When using the images from our database, always ask your students to quietly look at the images for a few moments before you begin discussion. Your conversation is best begun by asking several core questions, allowing time for students to respond to each others’ views. Keep in mind that students may need to support their observations and interpretations with the visual evidence found in Reuben R. Sallows’ photographs.
“What do you see in this photograph?” and “What do you think is going on in this photograph?” are two open-ended questions that will stimulate students to think of many interpretations or observations of an image. Following with the question “What do you see that makes you say that?” will encourage students to support their opinions with evidence from the photograph.
Follow-up questions that will allow you to delve more deeply into the students’ responses include:
- What else do you see?
- What else is happening?
- Can you add to that?
- How can you tell?
- Where did you see that?
- Describe that for us.
- How do you know that?
- What do you mean by that?
- Can you say more about that?
- Does someone want to respond to that interpretation/observation?

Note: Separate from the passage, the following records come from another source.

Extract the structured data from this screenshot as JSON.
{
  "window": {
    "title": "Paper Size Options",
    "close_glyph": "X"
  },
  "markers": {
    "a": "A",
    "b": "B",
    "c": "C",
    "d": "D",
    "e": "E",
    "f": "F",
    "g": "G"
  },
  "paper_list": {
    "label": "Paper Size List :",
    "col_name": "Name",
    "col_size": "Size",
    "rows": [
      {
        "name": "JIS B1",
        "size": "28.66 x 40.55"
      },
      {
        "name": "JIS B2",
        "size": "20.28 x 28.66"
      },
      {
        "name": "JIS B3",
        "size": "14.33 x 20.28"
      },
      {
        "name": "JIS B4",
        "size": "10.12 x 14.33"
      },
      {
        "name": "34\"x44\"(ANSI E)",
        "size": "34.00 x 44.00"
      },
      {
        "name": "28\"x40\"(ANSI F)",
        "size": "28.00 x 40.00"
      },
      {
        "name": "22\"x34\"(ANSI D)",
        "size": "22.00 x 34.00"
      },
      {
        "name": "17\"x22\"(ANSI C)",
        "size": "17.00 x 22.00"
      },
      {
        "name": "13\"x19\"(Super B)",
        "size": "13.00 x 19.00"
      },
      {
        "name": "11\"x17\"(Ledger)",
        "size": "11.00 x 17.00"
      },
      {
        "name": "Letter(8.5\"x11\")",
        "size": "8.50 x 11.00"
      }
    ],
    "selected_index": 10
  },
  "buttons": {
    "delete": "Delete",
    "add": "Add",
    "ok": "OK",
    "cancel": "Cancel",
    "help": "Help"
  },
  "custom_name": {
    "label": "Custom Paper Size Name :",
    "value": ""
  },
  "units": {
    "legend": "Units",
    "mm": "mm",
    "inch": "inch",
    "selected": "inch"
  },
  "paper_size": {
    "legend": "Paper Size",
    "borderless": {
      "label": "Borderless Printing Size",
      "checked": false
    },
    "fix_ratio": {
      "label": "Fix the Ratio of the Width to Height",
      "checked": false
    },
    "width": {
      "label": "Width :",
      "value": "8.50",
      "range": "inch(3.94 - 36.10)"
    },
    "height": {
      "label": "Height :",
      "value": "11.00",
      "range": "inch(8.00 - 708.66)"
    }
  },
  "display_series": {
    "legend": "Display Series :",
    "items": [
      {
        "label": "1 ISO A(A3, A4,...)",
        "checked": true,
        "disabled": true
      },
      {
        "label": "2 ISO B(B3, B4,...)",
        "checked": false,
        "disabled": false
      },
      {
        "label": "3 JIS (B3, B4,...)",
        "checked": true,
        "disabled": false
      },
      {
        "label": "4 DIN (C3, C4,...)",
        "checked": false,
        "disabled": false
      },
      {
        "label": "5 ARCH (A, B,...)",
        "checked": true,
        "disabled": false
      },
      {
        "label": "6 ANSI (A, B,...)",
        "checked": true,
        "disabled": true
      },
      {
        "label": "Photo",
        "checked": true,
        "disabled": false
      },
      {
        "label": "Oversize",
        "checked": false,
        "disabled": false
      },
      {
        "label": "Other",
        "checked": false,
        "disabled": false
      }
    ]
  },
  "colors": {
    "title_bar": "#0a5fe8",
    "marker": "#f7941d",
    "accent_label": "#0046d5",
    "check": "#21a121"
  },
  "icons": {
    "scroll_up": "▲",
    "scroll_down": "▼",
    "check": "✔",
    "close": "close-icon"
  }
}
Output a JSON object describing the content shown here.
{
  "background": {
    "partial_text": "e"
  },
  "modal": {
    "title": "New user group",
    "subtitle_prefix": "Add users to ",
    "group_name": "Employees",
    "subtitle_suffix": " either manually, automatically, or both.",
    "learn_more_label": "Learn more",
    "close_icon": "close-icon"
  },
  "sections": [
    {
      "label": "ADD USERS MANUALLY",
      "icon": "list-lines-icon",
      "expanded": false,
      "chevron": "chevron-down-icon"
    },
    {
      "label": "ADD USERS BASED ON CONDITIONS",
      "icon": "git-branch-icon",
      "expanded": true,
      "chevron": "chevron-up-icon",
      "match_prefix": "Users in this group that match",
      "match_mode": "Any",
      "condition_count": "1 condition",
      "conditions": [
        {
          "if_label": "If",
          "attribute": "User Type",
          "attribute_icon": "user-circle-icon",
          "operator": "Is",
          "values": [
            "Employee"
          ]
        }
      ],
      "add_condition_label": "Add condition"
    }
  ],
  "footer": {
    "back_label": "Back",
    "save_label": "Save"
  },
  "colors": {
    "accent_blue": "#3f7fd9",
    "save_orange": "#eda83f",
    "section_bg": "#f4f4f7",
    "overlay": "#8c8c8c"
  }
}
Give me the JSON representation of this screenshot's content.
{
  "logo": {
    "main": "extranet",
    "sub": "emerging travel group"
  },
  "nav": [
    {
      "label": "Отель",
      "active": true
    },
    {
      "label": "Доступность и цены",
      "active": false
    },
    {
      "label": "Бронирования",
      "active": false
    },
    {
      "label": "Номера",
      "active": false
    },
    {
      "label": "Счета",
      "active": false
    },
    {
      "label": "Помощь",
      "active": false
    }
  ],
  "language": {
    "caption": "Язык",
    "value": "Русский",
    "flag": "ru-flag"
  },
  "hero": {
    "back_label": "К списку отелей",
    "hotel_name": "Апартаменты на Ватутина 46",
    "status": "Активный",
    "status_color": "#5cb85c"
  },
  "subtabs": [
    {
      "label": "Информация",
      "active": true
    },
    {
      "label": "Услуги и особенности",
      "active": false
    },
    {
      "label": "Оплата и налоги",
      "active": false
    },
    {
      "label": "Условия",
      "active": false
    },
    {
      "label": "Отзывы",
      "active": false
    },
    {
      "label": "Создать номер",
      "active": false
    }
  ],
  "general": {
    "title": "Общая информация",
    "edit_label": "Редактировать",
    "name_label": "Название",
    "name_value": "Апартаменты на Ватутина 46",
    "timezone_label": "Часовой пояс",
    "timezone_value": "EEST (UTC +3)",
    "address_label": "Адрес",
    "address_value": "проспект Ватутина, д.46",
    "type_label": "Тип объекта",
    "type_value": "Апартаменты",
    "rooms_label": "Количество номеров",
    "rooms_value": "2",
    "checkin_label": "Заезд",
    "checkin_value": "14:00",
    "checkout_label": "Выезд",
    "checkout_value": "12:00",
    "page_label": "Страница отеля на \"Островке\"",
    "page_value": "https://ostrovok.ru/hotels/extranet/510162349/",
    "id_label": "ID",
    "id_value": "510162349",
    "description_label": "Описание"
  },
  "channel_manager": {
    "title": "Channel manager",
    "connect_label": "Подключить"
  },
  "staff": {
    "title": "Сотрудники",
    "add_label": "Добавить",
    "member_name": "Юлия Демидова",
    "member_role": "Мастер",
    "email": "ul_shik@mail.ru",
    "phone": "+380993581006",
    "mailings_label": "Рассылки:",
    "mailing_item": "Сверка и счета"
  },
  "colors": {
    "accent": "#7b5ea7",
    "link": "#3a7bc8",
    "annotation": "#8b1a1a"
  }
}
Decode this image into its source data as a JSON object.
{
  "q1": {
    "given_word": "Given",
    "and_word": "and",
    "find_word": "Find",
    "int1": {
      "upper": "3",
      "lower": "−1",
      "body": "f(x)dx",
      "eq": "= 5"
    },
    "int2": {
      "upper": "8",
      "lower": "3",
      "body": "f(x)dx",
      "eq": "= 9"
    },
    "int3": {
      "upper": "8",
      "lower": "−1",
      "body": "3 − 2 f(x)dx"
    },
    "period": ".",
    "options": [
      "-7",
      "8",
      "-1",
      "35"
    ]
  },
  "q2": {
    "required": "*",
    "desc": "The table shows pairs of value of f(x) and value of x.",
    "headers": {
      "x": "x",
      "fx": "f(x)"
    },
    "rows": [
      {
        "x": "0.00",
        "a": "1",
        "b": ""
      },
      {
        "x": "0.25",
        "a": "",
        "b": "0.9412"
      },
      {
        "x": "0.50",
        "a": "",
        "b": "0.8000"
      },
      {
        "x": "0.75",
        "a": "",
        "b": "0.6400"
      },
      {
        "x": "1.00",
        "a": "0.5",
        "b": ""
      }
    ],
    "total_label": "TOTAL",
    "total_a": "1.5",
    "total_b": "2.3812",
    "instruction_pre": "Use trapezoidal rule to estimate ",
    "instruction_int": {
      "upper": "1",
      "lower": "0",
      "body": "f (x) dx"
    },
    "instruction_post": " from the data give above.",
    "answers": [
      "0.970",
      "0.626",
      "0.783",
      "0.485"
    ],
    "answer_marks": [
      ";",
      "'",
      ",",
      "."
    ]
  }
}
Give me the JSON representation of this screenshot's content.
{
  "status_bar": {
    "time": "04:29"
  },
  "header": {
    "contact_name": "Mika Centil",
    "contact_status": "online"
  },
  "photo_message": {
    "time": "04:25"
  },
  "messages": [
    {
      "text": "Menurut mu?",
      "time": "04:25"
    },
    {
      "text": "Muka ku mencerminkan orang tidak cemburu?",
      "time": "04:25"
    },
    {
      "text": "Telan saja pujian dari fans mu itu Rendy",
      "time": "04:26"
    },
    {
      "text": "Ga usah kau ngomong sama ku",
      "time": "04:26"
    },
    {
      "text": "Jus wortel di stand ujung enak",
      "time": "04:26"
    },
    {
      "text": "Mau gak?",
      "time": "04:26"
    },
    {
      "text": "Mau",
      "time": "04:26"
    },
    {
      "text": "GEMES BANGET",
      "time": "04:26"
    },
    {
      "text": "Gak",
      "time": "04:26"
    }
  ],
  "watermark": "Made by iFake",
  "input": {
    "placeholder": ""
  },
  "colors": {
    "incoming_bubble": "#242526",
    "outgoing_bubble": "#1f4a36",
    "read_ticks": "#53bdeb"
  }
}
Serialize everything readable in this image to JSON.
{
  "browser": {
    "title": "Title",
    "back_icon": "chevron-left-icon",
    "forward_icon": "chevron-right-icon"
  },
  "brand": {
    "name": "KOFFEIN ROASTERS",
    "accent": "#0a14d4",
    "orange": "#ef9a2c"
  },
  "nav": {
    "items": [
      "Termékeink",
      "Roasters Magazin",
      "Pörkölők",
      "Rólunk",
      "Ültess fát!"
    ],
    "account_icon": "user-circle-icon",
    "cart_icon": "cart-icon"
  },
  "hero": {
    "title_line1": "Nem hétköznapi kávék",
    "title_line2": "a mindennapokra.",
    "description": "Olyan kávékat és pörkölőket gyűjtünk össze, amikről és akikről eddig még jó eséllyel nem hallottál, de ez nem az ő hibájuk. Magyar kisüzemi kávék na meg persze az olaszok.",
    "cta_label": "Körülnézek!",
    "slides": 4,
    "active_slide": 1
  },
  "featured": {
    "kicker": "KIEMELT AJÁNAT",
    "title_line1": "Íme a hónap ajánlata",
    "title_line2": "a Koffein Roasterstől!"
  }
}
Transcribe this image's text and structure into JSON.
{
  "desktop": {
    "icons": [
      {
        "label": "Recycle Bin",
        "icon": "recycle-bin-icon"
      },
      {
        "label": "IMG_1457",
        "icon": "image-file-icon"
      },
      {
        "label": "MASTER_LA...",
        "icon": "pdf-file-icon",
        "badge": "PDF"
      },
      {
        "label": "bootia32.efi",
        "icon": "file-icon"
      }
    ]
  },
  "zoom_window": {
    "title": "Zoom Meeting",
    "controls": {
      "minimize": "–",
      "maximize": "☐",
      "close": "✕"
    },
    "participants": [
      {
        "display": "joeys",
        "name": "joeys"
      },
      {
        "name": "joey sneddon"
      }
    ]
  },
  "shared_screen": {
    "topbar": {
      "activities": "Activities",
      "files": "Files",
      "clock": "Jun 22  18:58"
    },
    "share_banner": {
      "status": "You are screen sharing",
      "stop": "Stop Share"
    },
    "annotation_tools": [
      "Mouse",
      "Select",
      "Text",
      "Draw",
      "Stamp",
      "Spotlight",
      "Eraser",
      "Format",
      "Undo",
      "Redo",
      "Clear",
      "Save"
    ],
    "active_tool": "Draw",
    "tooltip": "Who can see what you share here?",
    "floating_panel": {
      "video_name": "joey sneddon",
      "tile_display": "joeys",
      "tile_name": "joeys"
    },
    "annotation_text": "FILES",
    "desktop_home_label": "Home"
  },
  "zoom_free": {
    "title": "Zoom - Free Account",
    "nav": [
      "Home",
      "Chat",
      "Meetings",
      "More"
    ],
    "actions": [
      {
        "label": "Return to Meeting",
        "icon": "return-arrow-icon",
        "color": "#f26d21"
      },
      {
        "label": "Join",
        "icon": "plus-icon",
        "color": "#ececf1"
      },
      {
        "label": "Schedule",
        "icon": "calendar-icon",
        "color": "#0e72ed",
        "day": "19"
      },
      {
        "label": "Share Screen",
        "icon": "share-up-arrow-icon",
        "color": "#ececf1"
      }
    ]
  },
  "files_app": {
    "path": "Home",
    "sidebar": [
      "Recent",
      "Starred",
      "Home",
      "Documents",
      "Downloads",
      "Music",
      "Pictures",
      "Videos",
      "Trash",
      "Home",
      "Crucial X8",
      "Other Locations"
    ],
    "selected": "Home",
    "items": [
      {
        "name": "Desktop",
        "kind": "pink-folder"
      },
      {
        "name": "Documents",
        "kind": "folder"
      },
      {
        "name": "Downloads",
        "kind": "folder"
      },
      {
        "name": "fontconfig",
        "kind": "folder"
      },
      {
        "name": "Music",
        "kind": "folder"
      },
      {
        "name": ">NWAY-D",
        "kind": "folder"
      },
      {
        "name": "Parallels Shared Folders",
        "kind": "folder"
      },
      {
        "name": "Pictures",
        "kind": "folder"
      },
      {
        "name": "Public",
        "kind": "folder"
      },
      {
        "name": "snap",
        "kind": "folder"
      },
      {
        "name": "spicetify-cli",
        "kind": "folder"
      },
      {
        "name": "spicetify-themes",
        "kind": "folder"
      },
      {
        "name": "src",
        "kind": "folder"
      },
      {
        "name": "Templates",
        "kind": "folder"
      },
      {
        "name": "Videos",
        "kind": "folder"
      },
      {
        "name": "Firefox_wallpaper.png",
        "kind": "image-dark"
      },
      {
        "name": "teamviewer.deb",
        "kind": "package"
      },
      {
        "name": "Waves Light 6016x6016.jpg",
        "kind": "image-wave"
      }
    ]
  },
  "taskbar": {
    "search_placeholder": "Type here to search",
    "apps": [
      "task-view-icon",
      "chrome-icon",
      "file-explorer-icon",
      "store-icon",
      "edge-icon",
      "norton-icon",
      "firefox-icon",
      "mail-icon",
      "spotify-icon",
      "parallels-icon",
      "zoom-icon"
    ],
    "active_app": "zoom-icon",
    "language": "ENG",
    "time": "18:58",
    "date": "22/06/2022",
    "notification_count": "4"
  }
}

- So, now what do you think about…?
After reading the Maple Sugaring page, ask students to contribute maple-sugaring terms. List the terms on a chart or chalkboard. Ask students to define each word or use each of the words in a sentence. (Terms can include: sugarbush, sap bucket, spile, sugar maple, sap, tap-hole, kettle, etc). You may wish to consult the Unit Glossary for additional terms.
Carefully look at the photographs in the Maple Sugaring Scramble page. Have students work individually, or in groups, and place the photos in the correct sequential order to show the steps involved in early "Maple Sugaring."